The Georgia Asylum and Immigration Network (GAIN) named McGuireWoods its Law Firm of the Year and Atlanta associate Amy Dehnel as Volunteer Attorney of the Year, in recognition of outstanding and compassionate assistance to their pro bono clients seeking asylum in the United States. GAIN will present the awards during its April 1, 2021, “Un-Gala” virtual auction and event.

“During a time when GAIN was in need of urgent pro bono assistance, McGuireWoods answered our call, hosting a training for their attorneys and accepting all of the cases GAIN was looking to place,” read the announcement. “Their thoughtful representation of our clients left a mark on our organization, and at GAIN, we see our partnership with McGuireWoods as an inspirational example of how a deep pro bono connection can grow from the dedication of a small group of champions at a firm.”

Dehnel, who recently joined McGuireWoods’ Complex Commercial Litigation Department, was recognized for her extraordinary pro bono legal service on behalf of a woman from Mexico who was the survivor of an international sex trafficking ring. “Amy’s work on the case went well beyond the filing of the T-visa application,” the announcement noted. “She showed patience,  grace, and an unwavering commitment to helping her client navigate the parallel challenges of life that came up along the way.”

Atlanta associates Meghan Rachford and Natasha Cooper, counsel Jennifer Burbine and partner Richard Beaulieu also assisted GAIN clients over the past five years.

“I have filed two affirmative asylum applications for clients from Nigeria and Venezuela,” Burbine said. “Both clients escaped horrific conditions with their young children, and I am proud to work with GAIN to help them remain in the United States.”

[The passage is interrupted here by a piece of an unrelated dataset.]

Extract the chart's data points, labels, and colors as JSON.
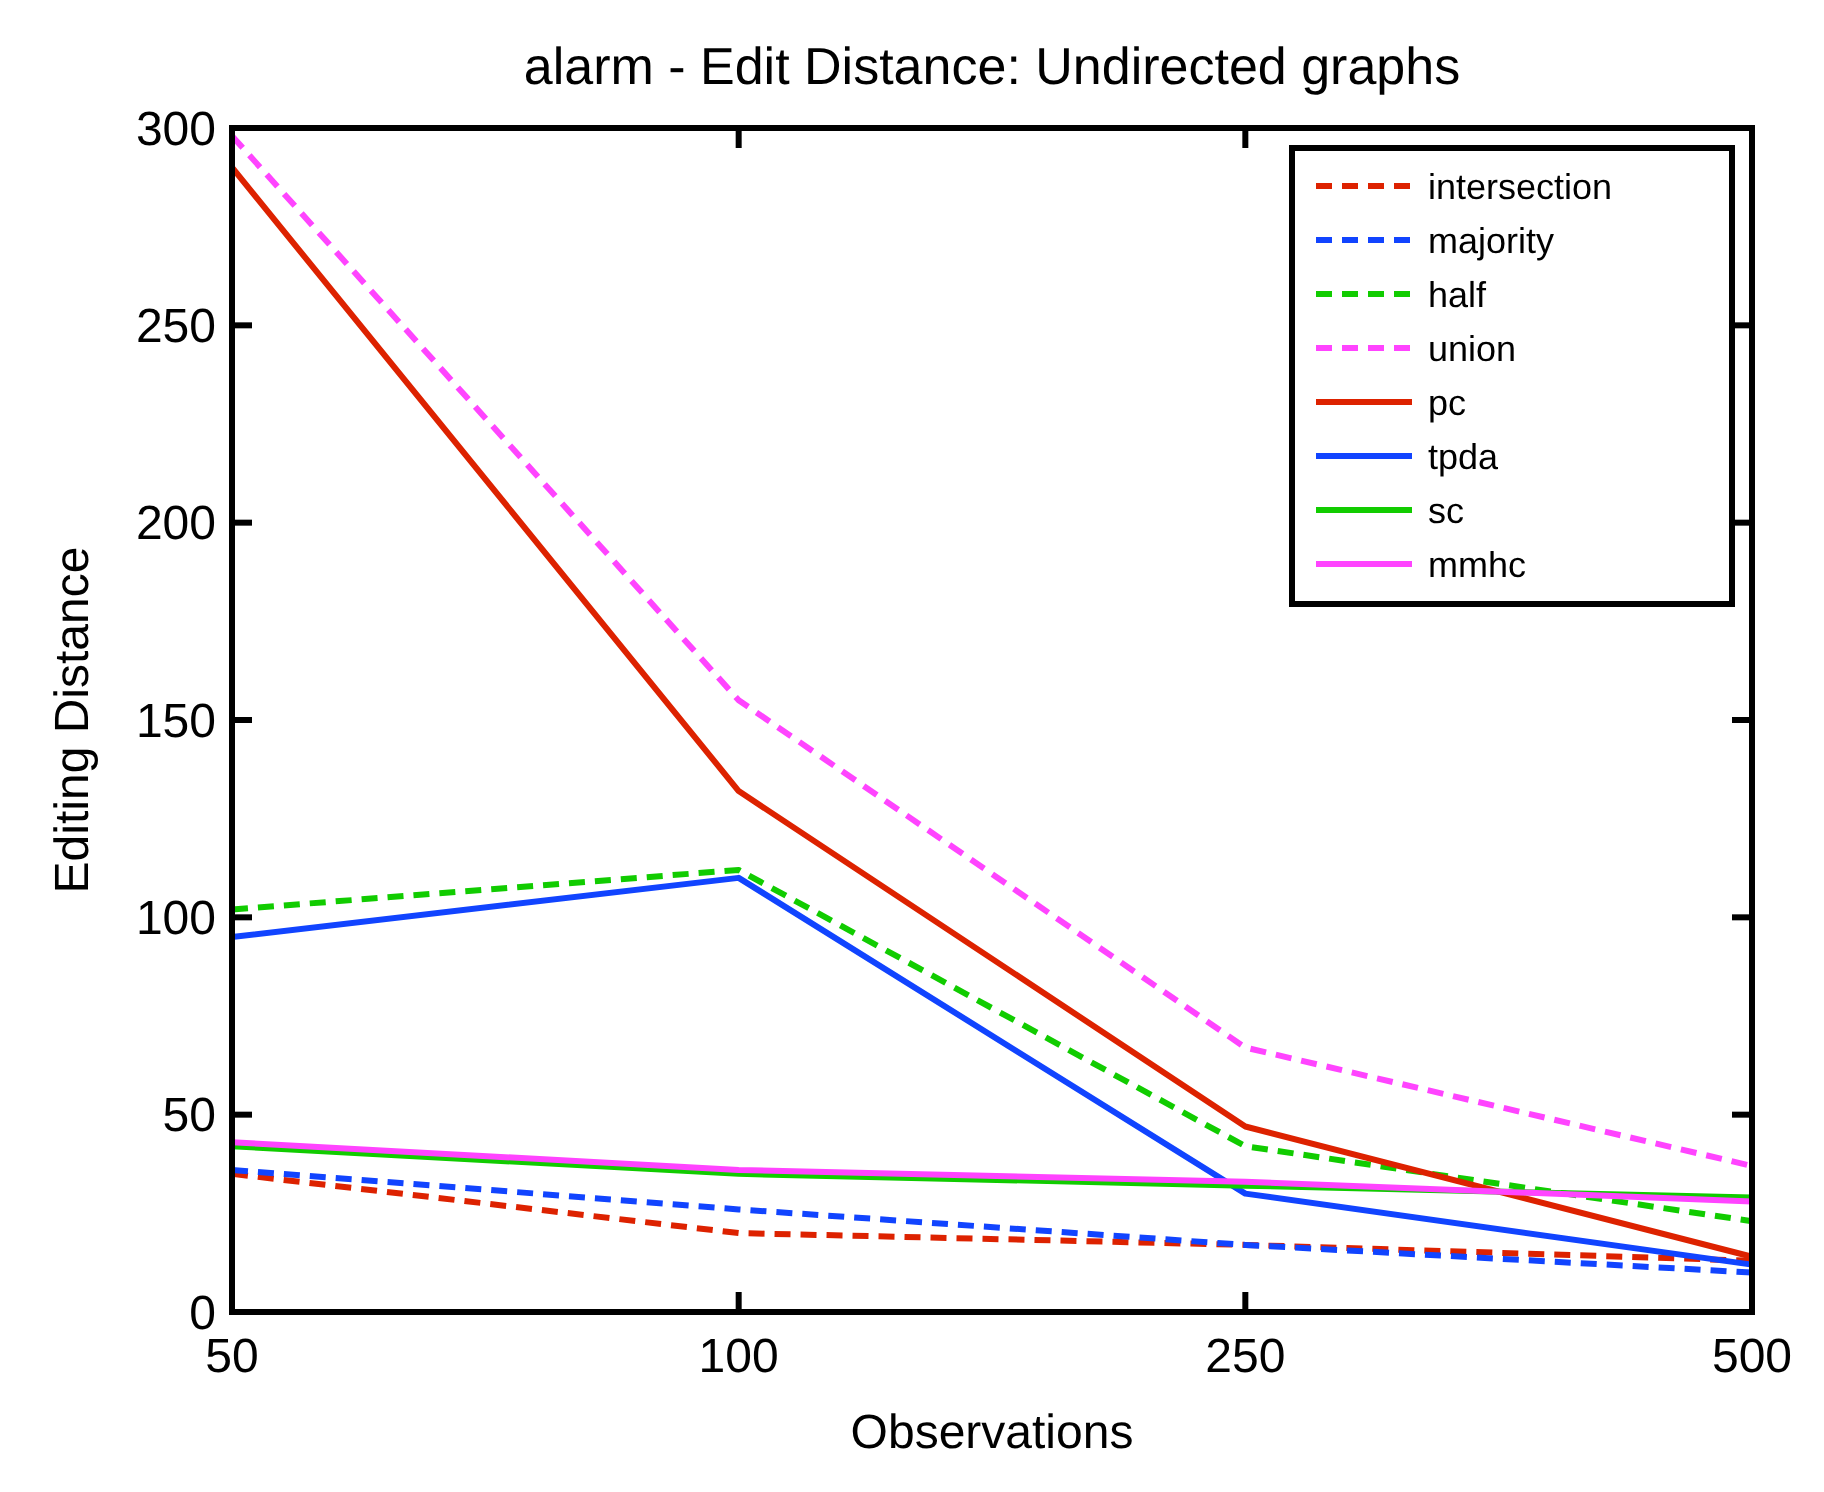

Cooper, who assisted a woman who fled violence and abuse during the civil war in Cameroon, Africa, shared her personal connection to the GAIN clients she serves: “My family immigrated to the United States for a better life, and I understand the challenges many of these asylum seekers face, including fearing for their lives. I understand the privilege I now have and hope to use my position to better the lives of those in dire need.”  

Atlanta-based GAIN, founded in 2005, provides pro bono immigration legal services to victims of crime and persecution who seek asylum in the United States, including immigrant survivors of human trafficking, domestic violence and sexual assault. GAIN has helped more than 5,000 people and provided over $15 million in pro bono legal services.